Table of Contents
ISRN Signal Processing
Volume 2012, Article ID 914232, 9 pages
Research Article

Semiautonomous Medical Image Segmentation Using Seeded Cellular Automaton Plus Edge Detector

Department of Engineering Technology and Industrial Distribution, Texas A&M University, College Station, TX 77843, USA

Received 27 January 2012; Accepted 15 March 2012

Academic Editors: C. Alberola-Lopez, Y. H. Ha, C. S. Lin, C. Sun, and B. Yuan

Copyright © 2012 Ryan A. Beasley. This is an open access article distributed under the Creative Commons Attribution License, which permits unrestricted use, distribution, and reproduction in any medium, provided the original work is properly cited.

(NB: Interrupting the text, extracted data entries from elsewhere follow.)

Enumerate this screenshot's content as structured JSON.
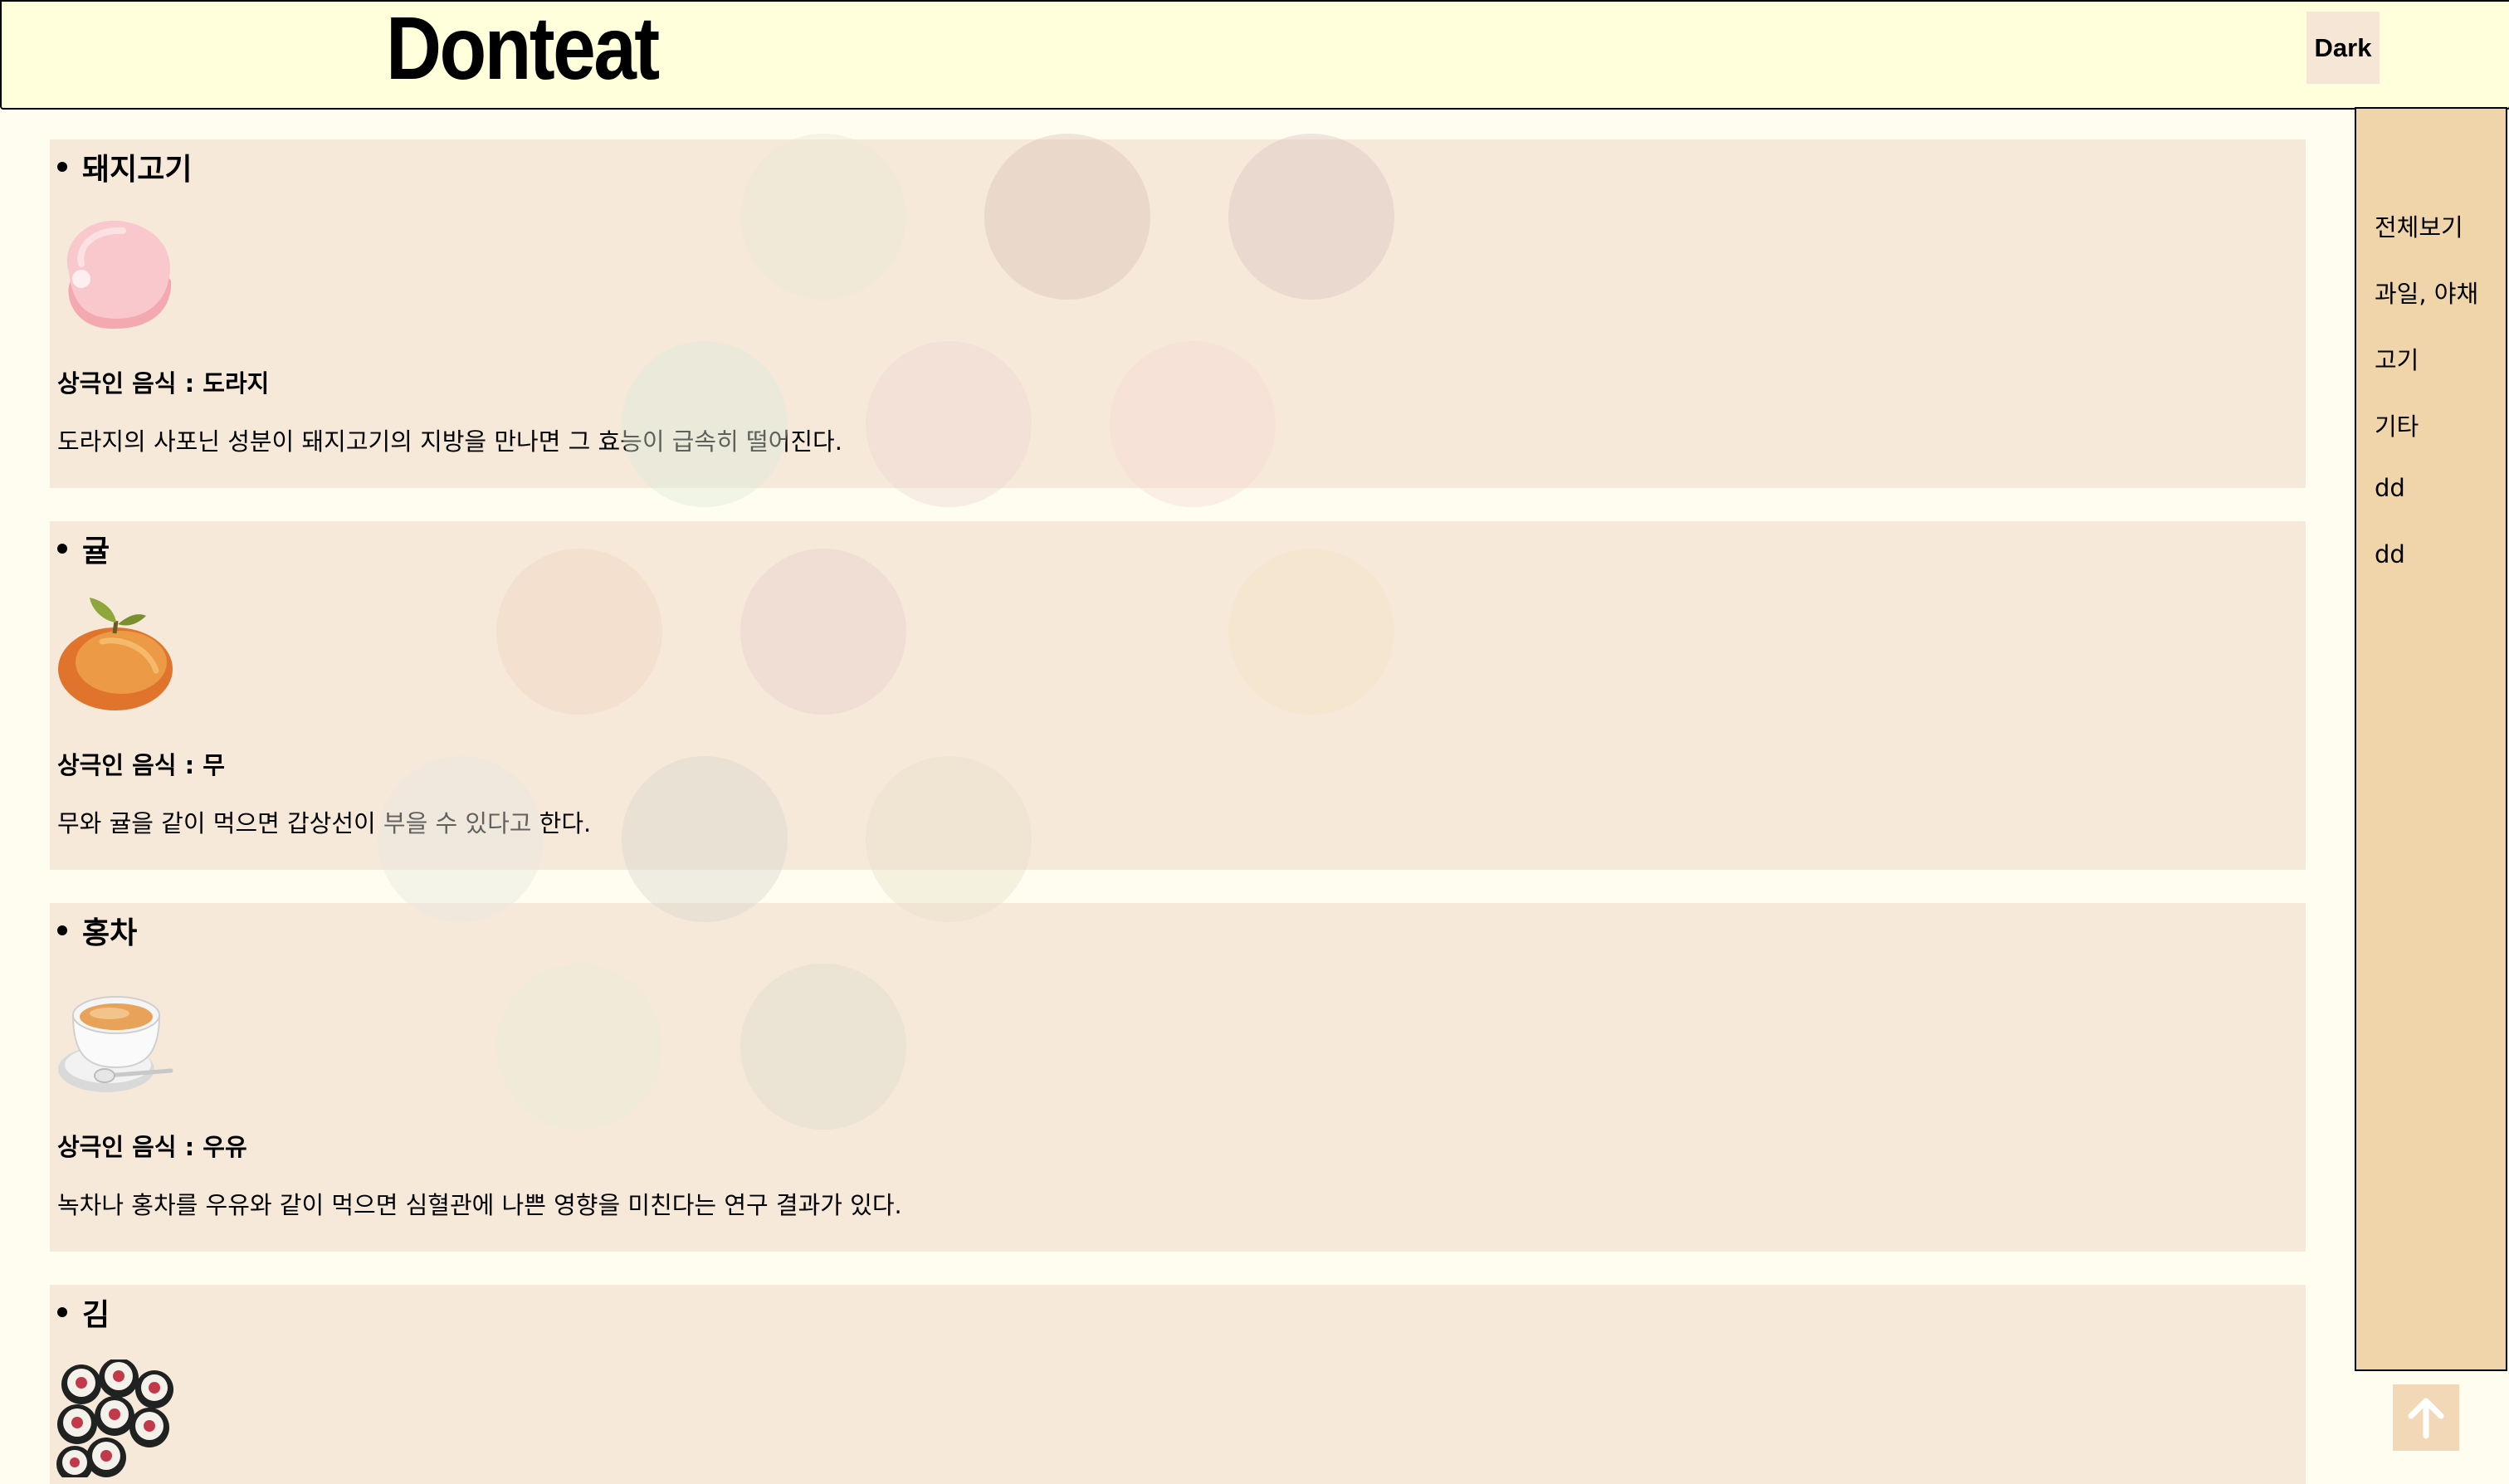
{
  "header": {
    "logo": "Donteat",
    "theme_button": "Dark"
  },
  "items": [
    {
      "name": "돼지고기",
      "icon": "ham-icon",
      "conflict": "상극인 음식 : 도라지",
      "description": "도라지의 사포닌 성분이 돼지고기의 지방을 만나면 그 효능이 급속히 떨어진다."
    },
    {
      "name": "귤",
      "icon": "tangerine-icon",
      "conflict": "상극인 음식 : 무",
      "description": "무와 귤을 같이 먹으면 갑상선이 부을 수 있다고 한다."
    },
    {
      "name": "홍차",
      "icon": "tea-cup-icon",
      "conflict": "상극인 음식 : 우유",
      "description": "녹차나 홍차를 우유와 같이 먹으면 심혈관에 나쁜 영향을 미친다는 연구 결과가 있다."
    },
    {
      "name": "김",
      "icon": "gimbap-icon"
    }
  ],
  "sidebar": {
    "items": [
      {
        "label": "전체보기"
      },
      {
        "label": "과일, 야채"
      },
      {
        "label": "고기"
      },
      {
        "label": "기타"
      },
      {
        "label": "dd"
      },
      {
        "label": "dd"
      }
    ]
  },
  "scroll_top": {
    "icon": "arrow-up-icon"
  },
  "colors": {
    "page_bg": "#fffdf0",
    "header_bg": "#ffffdc",
    "card_bg": "#f7e9d9",
    "sidebar_bg": "#efd5a9",
    "button_bg": "#f6e6d6"
  }
}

Segmentations of medical images are required in a number of medical applications such as quantitative analyses and patient-specific orthotics, yet accurate segmentation without significant user attention remains a challenge. This work presents a novel segmentation algorithm combining the region-growing Seeded Cellular Automata with a boundary term based on an edge-detected image. Both single processor and parallel processor implementations are developed and the algorithm is shown to be suitable for quick segmentations (2.2 s for 2 5 6 × 2 5 6 × 1 2 4 voxel brain MRI) and interactive supervision (2–220 Hz). Furthermore, a method is described for generating appropriate edge-detected images without requiring additional user attention. Experiments demonstrate higher segmentation accuracy for the proposed algorithm compared with both Graphcut and Seeded Cellular Automata, particularly when provided minimal user attention.